不止顾容心中惊疑,在场诸人俱是大吃一惊。朝堂之上,人人皆知,孔公鉴,孔家长房,这都是皇上心中大忌中的大忌,谁敢提起一字半句,还要脑袋不要?!然而,碍于秦王朱樉的身份,谁也没法上去提醒或者打断。
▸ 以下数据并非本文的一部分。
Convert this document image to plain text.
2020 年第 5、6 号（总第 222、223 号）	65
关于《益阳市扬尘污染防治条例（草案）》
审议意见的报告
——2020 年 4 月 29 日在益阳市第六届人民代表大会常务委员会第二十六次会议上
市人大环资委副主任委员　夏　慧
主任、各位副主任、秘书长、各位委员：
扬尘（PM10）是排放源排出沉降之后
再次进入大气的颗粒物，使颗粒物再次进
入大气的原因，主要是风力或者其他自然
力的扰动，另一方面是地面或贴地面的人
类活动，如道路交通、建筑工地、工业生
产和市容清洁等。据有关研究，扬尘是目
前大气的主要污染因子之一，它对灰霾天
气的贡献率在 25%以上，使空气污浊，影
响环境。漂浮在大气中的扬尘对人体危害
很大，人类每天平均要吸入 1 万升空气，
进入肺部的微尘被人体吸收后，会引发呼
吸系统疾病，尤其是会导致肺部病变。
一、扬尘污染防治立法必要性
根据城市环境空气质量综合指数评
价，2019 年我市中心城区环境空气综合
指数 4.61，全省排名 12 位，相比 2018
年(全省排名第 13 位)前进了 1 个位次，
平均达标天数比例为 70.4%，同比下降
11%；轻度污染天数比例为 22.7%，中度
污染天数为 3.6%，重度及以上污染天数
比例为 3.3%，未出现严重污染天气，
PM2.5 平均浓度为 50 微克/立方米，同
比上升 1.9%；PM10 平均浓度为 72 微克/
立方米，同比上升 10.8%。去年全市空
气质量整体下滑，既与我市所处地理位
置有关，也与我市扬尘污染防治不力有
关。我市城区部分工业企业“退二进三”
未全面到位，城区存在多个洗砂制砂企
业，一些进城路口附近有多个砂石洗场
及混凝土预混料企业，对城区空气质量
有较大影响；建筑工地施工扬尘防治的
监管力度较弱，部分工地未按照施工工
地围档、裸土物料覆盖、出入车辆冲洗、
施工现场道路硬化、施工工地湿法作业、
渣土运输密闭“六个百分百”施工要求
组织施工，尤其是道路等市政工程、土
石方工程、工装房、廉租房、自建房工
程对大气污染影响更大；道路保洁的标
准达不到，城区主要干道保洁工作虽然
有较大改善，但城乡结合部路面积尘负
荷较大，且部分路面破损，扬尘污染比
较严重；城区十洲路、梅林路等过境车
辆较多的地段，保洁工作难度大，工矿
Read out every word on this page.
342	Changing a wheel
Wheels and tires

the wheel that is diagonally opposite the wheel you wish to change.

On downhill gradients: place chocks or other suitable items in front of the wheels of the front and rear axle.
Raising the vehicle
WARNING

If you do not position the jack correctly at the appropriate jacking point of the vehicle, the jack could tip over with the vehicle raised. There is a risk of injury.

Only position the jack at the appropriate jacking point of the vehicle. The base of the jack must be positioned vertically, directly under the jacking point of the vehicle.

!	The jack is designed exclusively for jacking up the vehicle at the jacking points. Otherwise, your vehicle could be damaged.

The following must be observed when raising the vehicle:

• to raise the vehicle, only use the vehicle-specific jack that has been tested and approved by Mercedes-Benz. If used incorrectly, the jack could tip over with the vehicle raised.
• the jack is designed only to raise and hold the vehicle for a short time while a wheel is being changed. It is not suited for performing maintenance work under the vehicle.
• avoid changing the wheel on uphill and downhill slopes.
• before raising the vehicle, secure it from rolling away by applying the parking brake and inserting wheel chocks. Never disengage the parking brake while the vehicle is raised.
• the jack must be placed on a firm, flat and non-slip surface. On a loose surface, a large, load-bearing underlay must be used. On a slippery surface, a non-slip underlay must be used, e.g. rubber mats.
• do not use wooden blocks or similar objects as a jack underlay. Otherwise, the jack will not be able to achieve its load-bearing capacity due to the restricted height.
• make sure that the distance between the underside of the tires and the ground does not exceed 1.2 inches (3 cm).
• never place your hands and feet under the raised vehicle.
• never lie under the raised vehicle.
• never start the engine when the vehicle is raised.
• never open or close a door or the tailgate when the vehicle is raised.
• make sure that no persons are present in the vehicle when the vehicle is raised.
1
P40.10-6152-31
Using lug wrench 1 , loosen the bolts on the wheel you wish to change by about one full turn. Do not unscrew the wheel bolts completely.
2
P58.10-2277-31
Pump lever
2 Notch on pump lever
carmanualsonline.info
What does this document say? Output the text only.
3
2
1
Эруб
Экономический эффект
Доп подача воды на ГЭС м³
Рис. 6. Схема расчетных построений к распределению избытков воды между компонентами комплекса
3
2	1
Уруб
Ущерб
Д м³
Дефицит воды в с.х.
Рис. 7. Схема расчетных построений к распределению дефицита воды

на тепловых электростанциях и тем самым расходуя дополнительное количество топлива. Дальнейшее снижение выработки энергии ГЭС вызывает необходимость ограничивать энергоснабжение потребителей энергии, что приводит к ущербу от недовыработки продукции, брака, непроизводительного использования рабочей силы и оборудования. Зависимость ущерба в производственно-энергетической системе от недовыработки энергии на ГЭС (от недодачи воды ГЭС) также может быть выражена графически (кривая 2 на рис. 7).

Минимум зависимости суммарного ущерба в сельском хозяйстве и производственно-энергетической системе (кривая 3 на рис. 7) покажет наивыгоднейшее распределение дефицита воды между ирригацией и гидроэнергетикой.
何况,秦王有癔症,你就是去提醒,也未必管用,还不知道要说出什么更吓人的话来。
朱高炽也甚为惊讶,不自觉的看了顾容一眼。
顾容只得回给他个有些无奈的眼神,转头对着朱樉,竭力压着声音道:“回禀殿下,草民只是……”
“哦,本王想起来了!”顾容还没说完,朱樉忽然一拍脑门,“看本王这记性,真是年纪大了啊!你是孔家小三,彦昀啊!你爹就是孔公鉴,你是孔彦昀,哈哈哈!你爹他还好吗?快过来坐,叫本王好好看看你!”
“什么?!”这个在心中深埋了十二年的名字,彦昀,孔彦昀,咋然响在耳边,朱高炽大吃一惊,骇得倒退一步,扭头盯住顾容。
就如同一个惊雷炸在头顶,顾容心中巨震,却要装作若无其事又极为惶恐道:“殿下抬爱,草民只是工部尚书顾海之子顾容……”
“顾容……顾容是谁?!”
“圣旨到……”
朱樉才嘀咕了一句,外面就响起太监的公鸭嗓,朱樉的从人赶忙扶起他,出去接旨,一通忙乱,才把这茬混过去。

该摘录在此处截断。